How to tell if a circle and a square overlap at all when their centers are aligned

Question

I'm not necessarily looking for code to solve this problem but more how to figure out the logic behind it.

I'm doing a homework problem for a Computer Science class I'm taking and one of the problems states, "Method isUntangled that accepts two parameters: a circle’s diameter and a square’s side length, both of type double. It returns true if and only if the circle and square do not intersect when their centers are aligned"

This is the image provided to help with understanding: Image

I have tried to just simply return True if the diameter is less than the squares side length or return True if the side length of the square is less than the diameter of the circle. Looking back at it now I see why it didn't work.

I'm more seeing if someone could explain the logic/math that could be used to figure this problem out.

Thank You

Answer 1

there is 2 ways to understand logic

1. medium square flexible circle

• assume there is a medium size square & at it center, very small circle.
• increase the diameter of circle & check all cases.
  • 1. firstly circle fully inside of square.
  • 2. when diameter & side length become same, circle touch side at midpoint. (total 4 touch)
  • 3. after that, circle intersect 2 time with every side until step 4.(total 8 intersection)
  • 4. last time circle only touch corners of square. at this time we need to find what is the diameter of circle ? (total 4 touch)
       • that time diagonals of square touch circle (it's chords) & also pass through center of circle, so diagonals are diameter
       • diameter = diagonal = side * √2
  • 5. after that, circle leave square totally.

2. medium circle flexible square

• assume there is a medium size circle & at it center, very small square.
• increase the length of side of square & check all cases.
  • 1. firstly square fully inside of circle.
  • 2. first time square's corner touch circle. (total 4 touch) at this time we need to find what is the length of side ? (total 4 touch)
       • that time diagonals of square touch circle (it's chords) & also pass through center of circle, so diagonals are diameter
       • side = diagonal / √2 = diameter / √2
  • 3. after that, square's every side intersect 2 time with circle until step 4.(total 8 intersection)
  • 4. last time, when diameter & side length become same, only square's midpoint of sides touch circle.
  • 5. after that, square leave circle totally.

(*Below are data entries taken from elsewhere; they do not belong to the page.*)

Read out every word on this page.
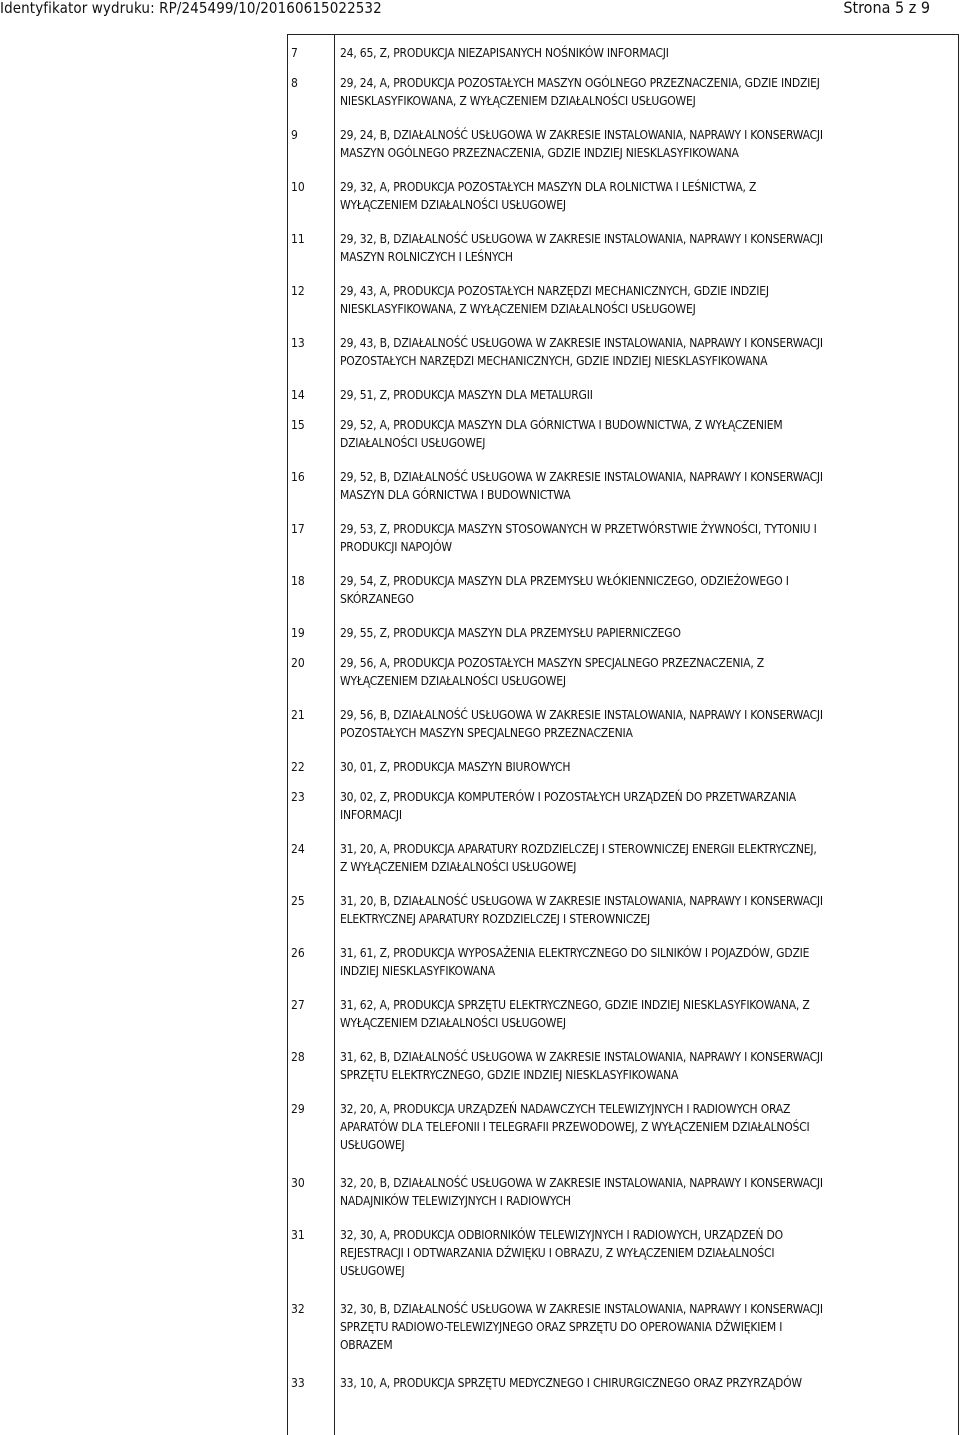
Identyfikator wydruku: RP/245499/10/20160615022532	Strona 5 z 9
7	24, 65, Z, PRODUKCJA NIEZAPISANYCH NOŚNIKÓW INFORMACJI
8	29, 24, A, PRODUKCJA POZOSTAŁYCH MASZYN OGÓLNEGO PRZEZNACZENIA, GDZIE INDZIEJ
NIESKLASYFIKOWANA, Z WYŁĄCZENIEM DZIAŁALNOŚCI USŁUGOWEJ
9	29, 24, B, DZIAŁALNOŚĆ USŁUGOWA W ZAKRESIE INSTALOWANIA, NAPRAWY I KONSERWACJI
MASZYN OGÓLNEGO PRZEZNACZENIA, GDZIE INDZIEJ NIESKLASYFIKOWANA
10	29, 32, A, PRODUKCJA POZOSTAŁYCH MASZYN DLA ROLNICTWA I LEŚNICTWA, Z
WYŁĄCZENIEM DZIAŁALNOŚCI USŁUGOWEJ
11	29, 32, B, DZIAŁALNOŚĆ USŁUGOWA W ZAKRESIE INSTALOWANIA, NAPRAWY I KONSERWACJI
MASZYN ROLNICZYCH I LEŚNYCH
12	29, 43, A, PRODUKCJA POZOSTAŁYCH NARZĘDZI MECHANICZNYCH, GDZIE INDZIEJ
NIESKLASYFIKOWANA, Z WYŁĄCZENIEM DZIAŁALNOŚCI USŁUGOWEJ
13	29, 43, B, DZIAŁALNOŚĆ USŁUGOWA W ZAKRESIE INSTALOWANIA, NAPRAWY I KONSERWACJI
POZOSTAŁYCH NARZĘDZI MECHANICZNYCH, GDZIE INDZIEJ NIESKLASYFIKOWANA
14	29, 51, Z, PRODUKCJA MASZYN DLA METALURGII
15	29, 52, A, PRODUKCJA MASZYN DLA GÓRNICTWA I BUDOWNICTWA, Z WYŁĄCZENIEM
DZIAŁALNOŚCI USŁUGOWEJ
16	29, 52, B, DZIAŁALNOŚĆ USŁUGOWA W ZAKRESIE INSTALOWANIA, NAPRAWY I KONSERWACJI
MASZYN DLA GÓRNICTWA I BUDOWNICTWA
17	29, 53, Z, PRODUKCJA MASZYN STOSOWANYCH W PRZETWÓRSTWIE ŻYWNOŚCI, TYTONIU I
PRODUKCJI NAPOJÓW
18	29, 54, Z, PRODUKCJA MASZYN DLA PRZEMYSŁU WŁÓKIENNICZEGO, ODZIEŻOWEGO I
SKÓRZANEGO
19	29, 55, Z, PRODUKCJA MASZYN DLA PRZEMYSŁU PAPIERNICZEGO
20	29, 56, A, PRODUKCJA POZOSTAŁYCH MASZYN SPECJALNEGO PRZEZNACZENIA, Z
WYŁĄCZENIEM DZIAŁALNOŚCI USŁUGOWEJ
21	29, 56, B, DZIAŁALNOŚĆ USŁUGOWA W ZAKRESIE INSTALOWANIA, NAPRAWY I KONSERWACJI
POZOSTAŁYCH MASZYN SPECJALNEGO PRZEZNACZENIA
22	30, 01, Z, PRODUKCJA MASZYN BIUROWYCH
23	30, 02, Z, PRODUKCJA KOMPUTERÓW I POZOSTAŁYCH URZĄDZEŃ DO PRZETWARZANIA
INFORMACJI
24	31, 20, A, PRODUKCJA APARATURY ROZDZIELCZEJ I STEROWNICZEJ ENERGII ELEKTRYCZNEJ,
Z WYŁĄCZENIEM DZIAŁALNOŚCI USŁUGOWEJ
25	31, 20, B, DZIAŁALNOŚĆ USŁUGOWA W ZAKRESIE INSTALOWANIA, NAPRAWY I KONSERWACJI
ELEKTRYCZNEJ APARATURY ROZDZIELCZEJ I STEROWNICZEJ
26	31, 61, Z, PRODUKCJA WYPOSAŻENIA ELEKTRYCZNEGO DO SILNIKÓW I POJAZDÓW, GDZIE
INDZIEJ NIESKLASYFIKOWANA
27	31, 62, A, PRODUKCJA SPRZĘTU ELEKTRYCZNEGO, GDZIE INDZIEJ NIESKLASYFIKOWANA, Z
WYŁĄCZENIEM DZIAŁALNOŚCI USŁUGOWEJ
28	31, 62, B, DZIAŁALNOŚĆ USŁUGOWA W ZAKRESIE INSTALOWANIA, NAPRAWY I KONSERWACJI
SPRZĘTU ELEKTRYCZNEGO, GDZIE INDZIEJ NIESKLASYFIKOWANA
29	32, 20, A, PRODUKCJA URZĄDZEŃ NADAWCZYCH TELEWIZYJNYCH I RADIOWYCH ORAZ
APARATÓW DLA TELEFONII I TELEGRAFII PRZEWODOWEJ, Z WYŁĄCZENIEM DZIAŁALNOŚCI
USŁUGOWEJ
30	32, 20, B, DZIAŁALNOŚĆ USŁUGOWA W ZAKRESIE INSTALOWANIA, NAPRAWY I KONSERWACJI
NADAJNIKÓW TELEWIZYJNYCH I RADIOWYCH
31	32, 30, A, PRODUKCJA ODBIORNIKÓW TELEWIZYJNYCH I RADIOWYCH, URZĄDZEŃ DO
REJESTRACJI I ODTWARZANIA DŹWIĘKU I OBRAZU, Z WYŁĄCZENIEM DZIAŁALNOŚCI
USŁUGOWEJ
32	32, 30, B, DZIAŁALNOŚĆ USŁUGOWA W ZAKRESIE INSTALOWANIA, NAPRAWY I KONSERWACJI
SPRZĘTU RADIOWO-TELEWIZYJNEGO ORAZ SPRZĘTU DO OPEROWANIA DŹWIĘKIEM I
OBRAZEM
33	33, 10, A, PRODUKCJA SPRZĘTU MEDYCZNEGO I CHIRURGICZNEGO ORAZ PRZYRZĄDÓW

so, in this both case circle & square are tangent between those 2 state (same in both cases).

Answer 2

The equation of a circle is x^2 + y^2 = r^2 You only need to work out if one of the square's lines collides with the circle to see any if them collide since they're aligned in the center. The equation of a line is x = c where c is a constant. You can substitute the value of x or y into the circle equation. For example, for x = 2:

2^2 + y^2 = r^2 => 4 + y^2 = r^2

r is given to you too, so substitute that in r = 1 => 4 + y^2 = 1^2 = 1

=> y^2 = -3

Hence, since there's no (real) square root of -3, they don't collide.

If the circle is sufficiently big enough, relative to the square, there will be a real solution to the last part. Our equation of a line that represents the square's side should actually be constrained since the squares straight lines don't go on forever, they stop at x = y = +- square_length/2. So check if y(from equation) < y(square_height) (or x and width, they're the same). So essentially, there are 2 cases you need to check. You can turn that into code.

Answer 3

return diameter > length && diameter / 2 < length / Math.sqrt(2)

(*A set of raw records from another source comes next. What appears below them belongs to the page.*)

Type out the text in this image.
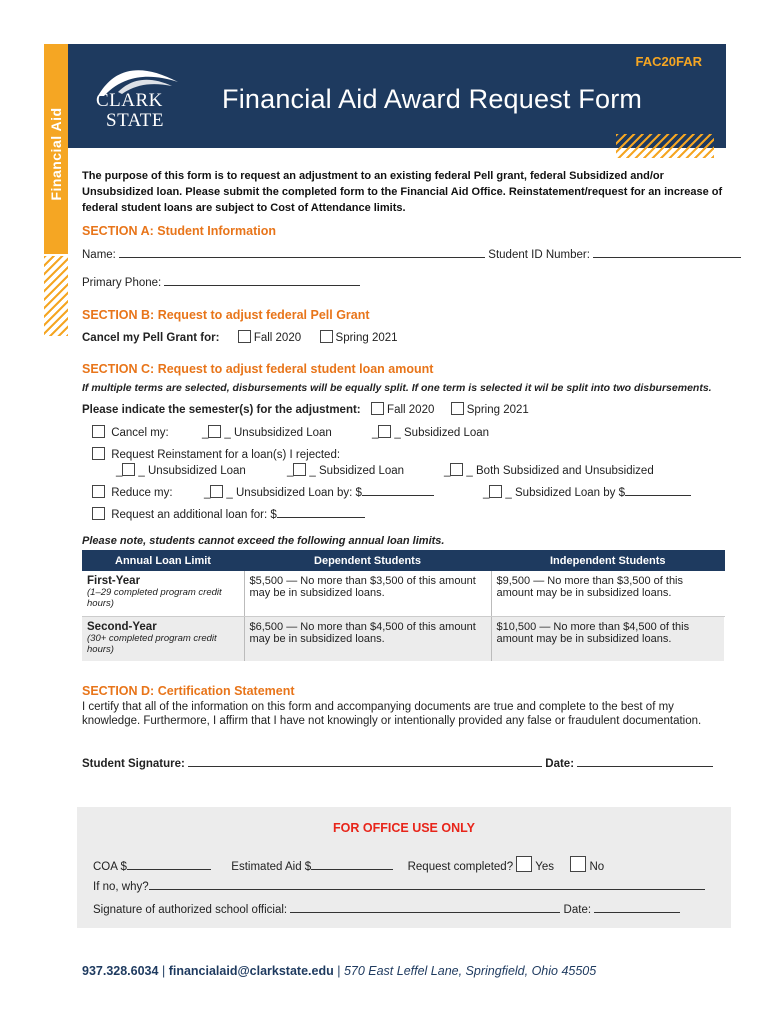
Financial Aid
FAC20FAR
CLARK
STATE
Financial Aid Award Request Form
The purpose of this form is to request an adjustment to an existing federal Pell grant, federal Subsidized and/or Unsubsidized loan. Please submit the completed form to the Financial Aid Office. Reinstatement/request for an increase of federal student loans are subject to Cost of Attendance limits.
SECTION A: Student Information
Name:	Student ID Number:
Primary Phone:
SECTION B: Request to adjust federal Pell Grant
Cancel my Pell Grant for:	Fall 2020	Spring 2021
SECTION C: Request to adjust federal student loan amount
If multiple terms are selected, disbursements will be equally split. If one term is selected it wil be split into two disbursements.
Please indicate the semester(s) for the adjustment: Fall 2020	Spring 2021
Cancel my:	_ _ Unsubsidized Loan	_ _ Subsidized Loan
Request Reinstament for a loan(s) I rejected:
_ _ Unsubsidized Loan	_ _ Subsidized Loan	_ _ Both Subsidized and Unsubsidized
Reduce my:	_ _ Unsubsidized Loan by: $	_ _ Subsidized Loan by $
Request an additional loan for: $
Please note, students cannot exceed the following annual loan limits.
Annual Loan Limit	Dependent Students	Independent Students

First-Year
(1–29 completed program credit hours)	$5,500 — No more than $3,500 of this amount may be in subsidized loans.	$9,500 — No more than $3,500 of this amount may be in subsidized loans.

Second-Year
(30+ completed program credit hours)	$6,500 — No more than $4,500 of this amount may be in subsidized loans.	$10,500 — No more than $4,500 of this amount may be in subsidized loans.
SECTION D: Certification Statement
I certify that all of the information on this form and accompanying documents are true and complete to the best of my knowledge. Furthermore, I affirm that I have not knowingly or intentionally provided any false or fraudulent documentation.
Student Signature:	Date:
FOR OFFICE USE ONLY
COA $	Estimated Aid $	Request completed? Yes	No
If no, why?
Signature of authorized school official:	Date:
937.328.6034 | financialaid@clarkstate.edu | 570 East Leffel Lane, Springfield, Ohio 45505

First condition checks that circle not inside the square and second condition checks that square not inside the circle

Answer 4

With the centers aligned, there are three cases:

1. circle outside the square
2. circle and square intersect
3. square inside circle.

'3' applies if the diameter of the circle is less than one-half the square length.

'1' applies if the diameter of the circle is greater than the distance from the square center to a square corner. that's half the length of the square's diagonal.

'2' applies in all other cases.